By TIM SINIARD
By TIM SINIARD
Cleveland City Schools supervisor of career and technical education supervisor Renny Whittenbarger told members of the Rotary Club of Cleveland during a recent luncheon that students must acquire technical, as well as academic skills, to succeed in today’s competitive job market.
Whittenbarger oversees career technical education for the school district.
Whittenbarger said Career Technical Programs will help Cleveland students excel in their future careers.
“We need for our nation to be more competitive,” Whittenbarger said. “Students who graduate with technical skill sets will be more employable. They will leave school certified in a technical field.” The robotics program is just one example of the school’s goal to teach technical skills that will enable students to apply what they have learned in the classroom to real world applications.
According to Whittenbarger, there are several programs that students can enter, including business, cosmetology, criminal justice, culinary arts, digital and media, engineering, health science, aviation and robotics. Each program is listed as an academy in which students sign up to attend.

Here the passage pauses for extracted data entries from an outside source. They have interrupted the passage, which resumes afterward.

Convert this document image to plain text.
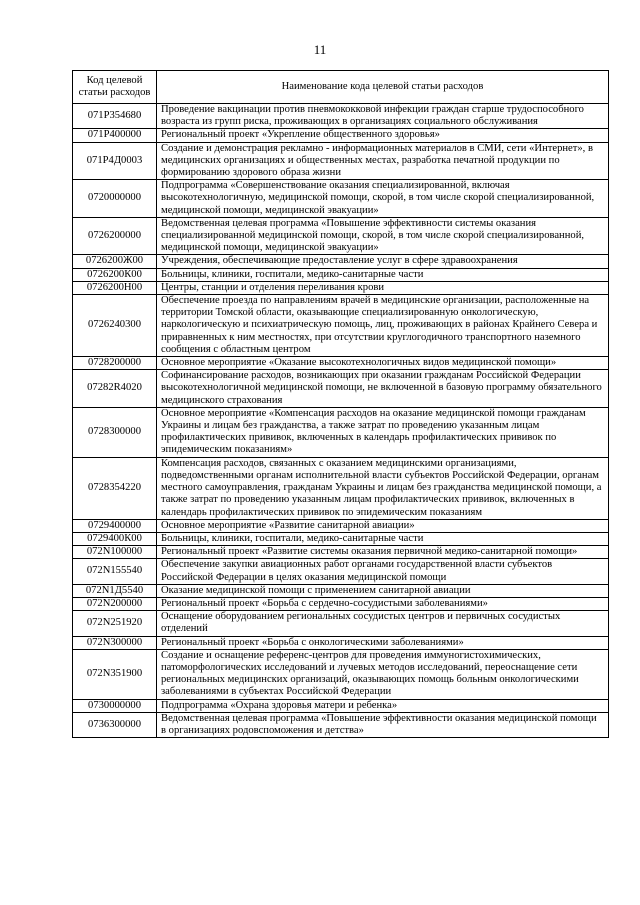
11
Код целевой статьи расходов	Наименование кода целевой статьи расходов
071Р354680	Проведение вакцинации против пневмококковой инфекции граждан старше трудоспособного возраста из групп риска, проживающих в организациях социального обслуживания
071Р400000	Региональный проект «Укрепление общественного здоровья»
071Р4Д0003	Создание и демонстрация рекламно - информационных материалов в СМИ, сети «Интернет», в медицинских организациях и общественных местах, разработка печатной продукции по формированию здорового образа жизни
0720000000	Подпрограмма «Совершенствование оказания специализированной, включая высокотехнологичную, медицинской помощи, скорой, в том числе скорой специализированной, медицинской помощи, медицинской эвакуации»
0726200000	Ведомственная целевая программа «Повышение эффективности системы оказания специализированной медицинской помощи, скорой, в том числе скорой специализированной, медицинской помощи, медицинской эвакуации»
0726200Ж00	Учреждения, обеспечивающие предоставление услуг в сфере здравоохранения
0726200К00	Больницы, клиники, госпитали, медико-санитарные части
0726200Н00	Центры, станции и отделения переливания крови
0726240300	Обеспечение проезда по направлениям врачей в медицинские организации, расположенные на территории Томской области, оказывающие специализированную онкологическую, наркологическую и психиатрическую помощь, лиц, проживающих в районах Крайнего Севера и приравненных к ним местностях, при отсутствии круглогодичного транспортного наземного сообщения с областным центром
0728200000	Основное мероприятие «Оказание высокотехнологичных видов медицинской помощи»
07282R4020	Софинансирование расходов, возникающих при оказании гражданам Российской Федерации высокотехнологичной медицинской помощи, не включенной в базовую программу обязательного медицинского страхования
0728300000	Основное мероприятие «Компенсация расходов на оказание медицинской помощи гражданам Украины и лицам без гражданства, а также затрат по проведению указанным лицам профилактических прививок, включенных в календарь профилактических прививок по эпидемическим показаниям»
0728354220	Компенсация расходов, связанных с оказанием медицинскими организациями, подведомственными органам исполнительной власти субъектов Российской Федерации, органам местного самоуправления, гражданам Украины и лицам без гражданства медицинской помощи, а также затрат по проведению указанным лицам профилактических прививок, включенных в календарь профилактических прививок по эпидемическим показаниям
0729400000	Основное мероприятие «Развитие санитарной авиации»
0729400К00	Больницы, клиники, госпитали, медико-санитарные части
072N100000	Региональный проект «Развитие системы оказания первичной медико-санитарной помощи»
072N155540	Обеспечение закупки авиационных работ органами государственной власти субъектов Российской Федерации в целях оказания медицинской помощи
072N1Д5540	Оказание медицинской помощи с применением санитарной авиации
072N200000	Региональный проект «Борьба с сердечно-сосудистыми заболеваниями»
072N251920	Оснащение оборудованием региональных сосудистых центров и первичных сосудистых отделений
072N300000	Региональный проект «Борьба с онкологическими заболеваниями»
072N351900	Создание и оснащение референс-центров для проведения иммуногистохимических, патоморфологических исследований и лучевых методов исследований, переоснащение сети региональных медицинских организаций, оказывающих помощь больным онкологическими заболеваниями в субъектах Российской Федерации
0730000000	Подпрограмма «Охрана здоровья матери и ребенка»
0736300000	Ведомственная целевая программа «Повышение эффективности оказания медицинской помощи в организациях родовспоможения и детства»
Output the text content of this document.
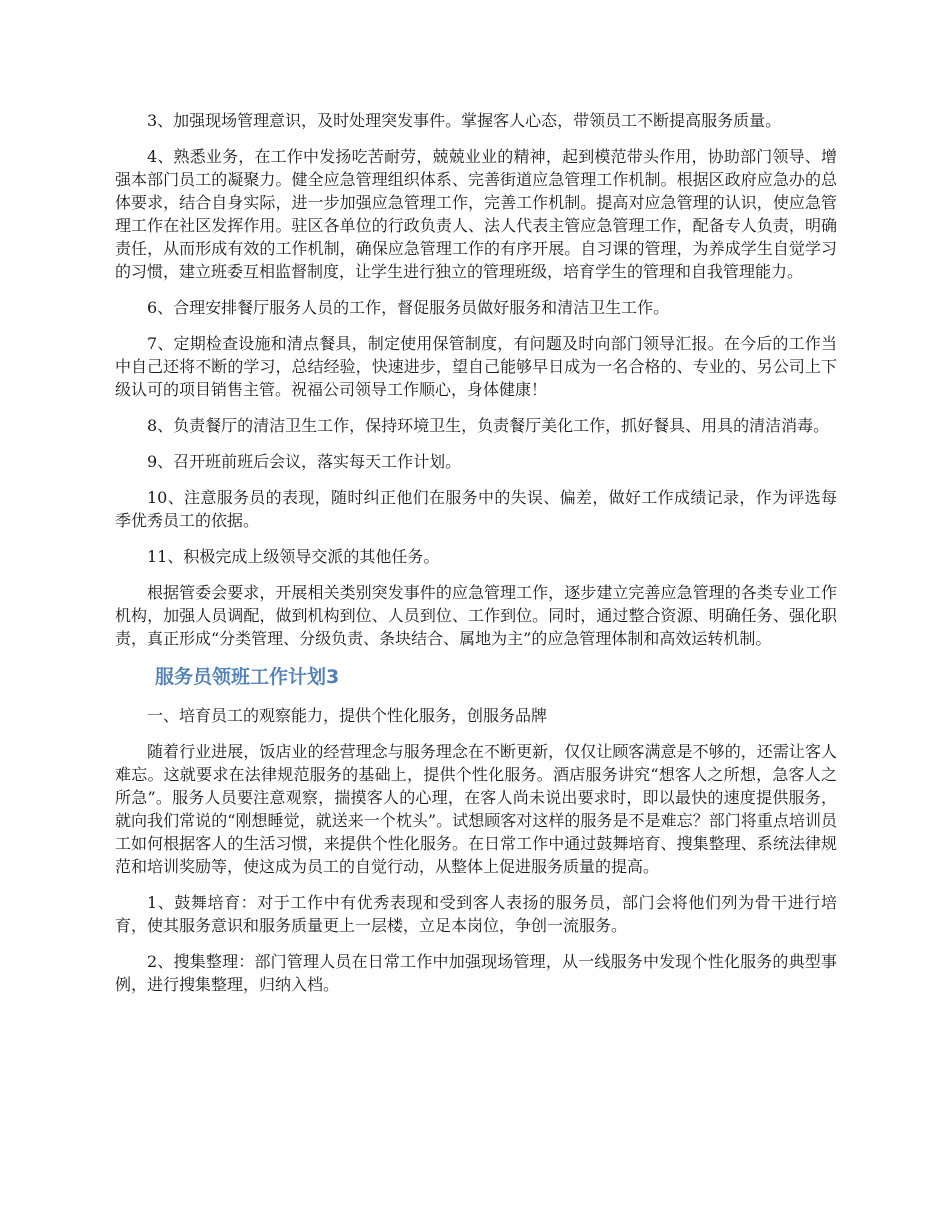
3、加强现场管理意识，及时处理突发事件。掌握客人心态，带领员工不断提高服务质量。

4、熟悉业务，在工作中发扬吃苦耐劳，兢兢业业的精神，起到模范带头作用，协助部门领导、增强本部门员工的凝聚力。健全应急管理组织体系、完善街道应急管理工作机制。根据区政府应急办的总体要求，结合自身实际，进一步加强应急管理工作，完善工作机制。提高对应急管理的认识，使应急管理工作在社区发挥作用。驻区各单位的行政负责人、法人代表主管应急管理工作，配备专人负责，明确责任，从而形成有效的工作机制，确保应急管理工作的有序开展。自习课的管理，为养成学生自觉学习的习惯，建立班委互相监督制度，让学生进行独立的管理班级，培育学生的管理和自我管理能力。

6、合理安排餐厅服务人员的工作，督促服务员做好服务和清洁卫生工作。

7、定期检查设施和清点餐具，制定使用保管制度，有问题及时向部门领导汇报。在今后的工作当中自己还将不断的学习，总结经验，快速进步，望自己能够早日成为一名合格的、专业的、另公司上下级认可的项目销售主管。祝福公司领导工作顺心，身体健康！

8、负责餐厅的清洁卫生工作，保持环境卫生，负责餐厅美化工作，抓好餐具、用具的清洁消毒。

9、召开班前班后会议，落实每天工作计划。

10、注意服务员的表现，随时纠正他们在服务中的失误、偏差，做好工作成绩记录，作为评选每季优秀员工的依据。

11、积极完成上级领导交派的其他任务。

根据管委会要求，开展相关类别突发事件的应急管理工作，逐步建立完善应急管理的各类专业工作机构，加强人员调配，做到机构到位、人员到位、工作到位。同时，通过整合资源、明确任务、强化职责，真正形成“分类管理、分级负责、条块结合、属地为主”的应急管理体制和高效运转机制。

服务员领班工作计划3

一、培育员工的观察能力，提供个性化服务，创服务品牌

随着行业进展，饭店业的经营理念与服务理念在不断更新，仅仅让顾客满意是不够的，还需让客人难忘。这就要求在法律规范服务的基础上，提供个性化服务。酒店服务讲究“想客人之所想，急客人之所急”。服务人员要注意观察，揣摸客人的心理，在客人尚未说出要求时，即以最快的速度提供服务，就向我们常说的“刚想睡觉，就送来一个枕头”。试想顾客对这样的服务是不是难忘？部门将重点培训员工如何根据客人的生活习惯，来提供个性化服务。在日常工作中通过鼓舞培育、搜集整理、系统法律规范和培训奖励等，使这成为员工的自觉行动，从整体上促进服务质量的提高。

1、鼓舞培育：对于工作中有优秀表现和受到客人表扬的服务员，部门会将他们列为骨干进行培育，使其服务意识和服务质量更上一层楼，立足本岗位，争创一流服务。

2、搜集整理：部门管理人员在日常工作中加强现场管理，从一线服务中发现个性化服务的典型事例，进行搜集整理，归纳入档。
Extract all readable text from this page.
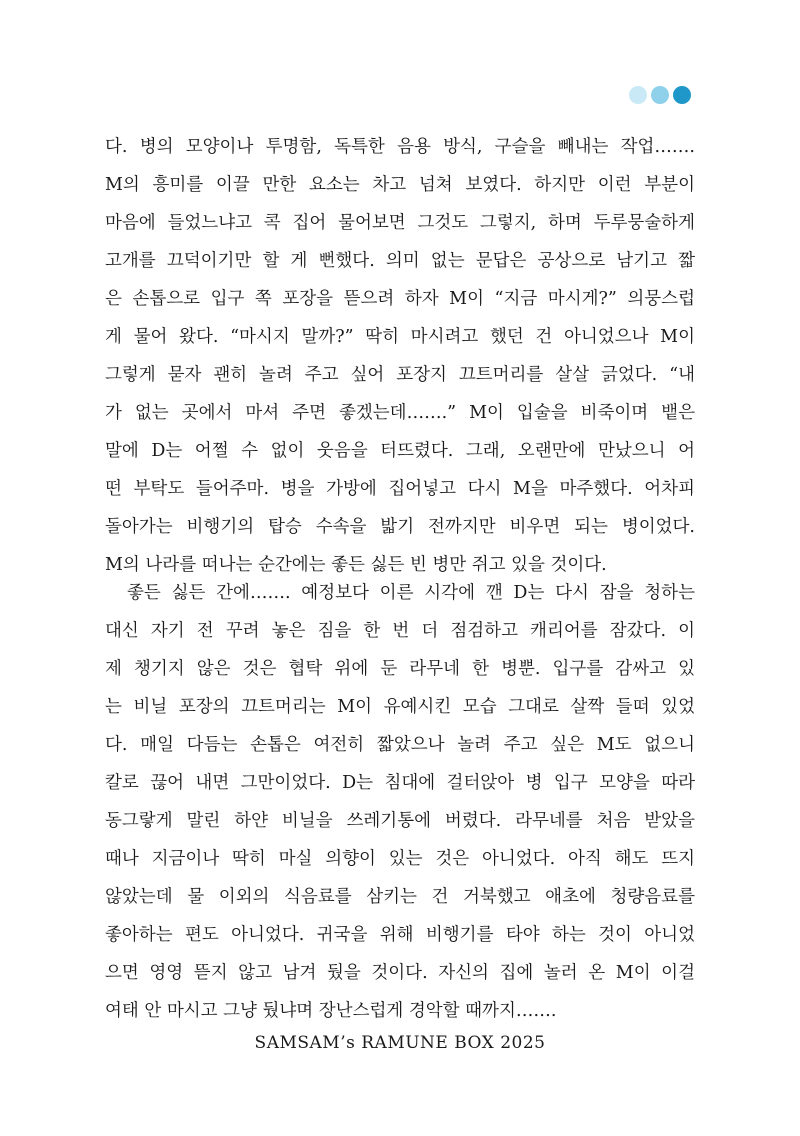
다. 병의 모양이나 투명함, 독특한 음용 방식, 구슬을 빼내는 작업…….
M의 흥미를 이끌 만한 요소는 차고 넘쳐 보였다. 하지만 이런 부분이
마음에 들었느냐고 콕 집어 물어보면 그것도 그렇지, 하며 두루뭉술하게
고개를 끄덕이기만 할 게 뻔했다. 의미 없는 문답은 공상으로 남기고 짧
은 손톱으로 입구 쪽 포장을 뜯으려 하자 M이 “지금 마시게?” 의뭉스럽
게 물어 왔다. “마시지 말까?” 딱히 마시려고 했던 건 아니었으나 M이
그렇게 묻자 괜히 놀려 주고 싶어 포장지 끄트머리를 살살 긁었다. “내
가 없는 곳에서 마셔 주면 좋겠는데…….” M이 입술을 비죽이며 뱉은
말에 D는 어쩔 수 없이 웃음을 터뜨렸다. 그래, 오랜만에 만났으니 어
떤 부탁도 들어주마. 병을 가방에 집어넣고 다시 M을 마주했다. 어차피
돌아가는 비행기의 탑승 수속을 밟기 전까지만 비우면 되는 병이었다.
M의 나라를 떠나는 순간에는 좋든 싫든 빈 병만 쥐고 있을 것이다.
좋든 싫든 간에……. 예정보다 이른 시각에 깬 D는 다시 잠을 청하는
대신 자기 전 꾸려 놓은 짐을 한 번 더 점검하고 캐리어를 잠갔다. 이
제 챙기지 않은 것은 협탁 위에 둔 라무네 한 병뿐. 입구를 감싸고 있
는 비닐 포장의 끄트머리는 M이 유예시킨 모습 그대로 살짝 들떠 있었
다. 매일 다듬는 손톱은 여전히 짧았으나 놀려 주고 싶은 M도 없으니
칼로 끊어 내면 그만이었다. D는 침대에 걸터앉아 병 입구 모양을 따라
동그랗게 말린 하얀 비닐을 쓰레기통에 버렸다. 라무네를 처음 받았을
때나 지금이나 딱히 마실 의향이 있는 것은 아니었다. 아직 해도 뜨지
않았는데 물 이외의 식음료를 삼키는 건 거북했고 애초에 청량음료를
좋아하는 편도 아니었다. 귀국을 위해 비행기를 타야 하는 것이 아니었
으면 영영 뜯지 않고 남겨 뒀을 것이다. 자신의 집에 놀러 온 M이 이걸
여태 안 마시고 그냥 뒀냐며 장난스럽게 경악할 때까지…….
SAMSAM’s RAMUNE BOX 2025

After graduation, Whittenbarger said students can take what they have learned at the high school level and transfer their skills through several academic pathways.
“They can choose technical college, community college or a university,” Whittenbarger said.
The Robotic Academy, which is a hands-on program that teaches students about the robotics and engineering fields, consists of four courses with topics that include agriscience, mechatronics, computer science and engineering. In addition, students can apply their knowledge through, according to the CHS Robotics Academy course description, “hands-on activities, real world projects and individual project paths.” In addition, students can receive dual credit at Cleveland State Community College. Another program, the Automotive Academy, also offers certification.
“It’s a lot more than just twisting wrenches,” Whittenbarger said. “They will also work with computers and specialized equipment.”
Under the automotive program, students will learn maintenance and light repair, safety, tool use, shop operations, basic engine fundamentals and basic technician skills. Additional courses will offer advanced topics such as maintenance and light repair, as well as learning about batteries, lighting, HVAC systems, engine performance systems and automatic, as well as manual transmissions. At the conclusion of each course, students may take an Automotive Service Excellence National Certification Exam.
Whittenbarger said the Health Science Academy has also been a popular program at CHS, with 31 percent of CTE students enrolled in the Academy during the 2013-14 academic year. He said demand for such training is increasing.
“I think the thing that puts them over the peak and have that ‘aha moment’ is when they see the application of what they have learned in class,” Whittenbarger said. “They see it in reality. The academic integration is hands on and it drives their decision to enter the field.”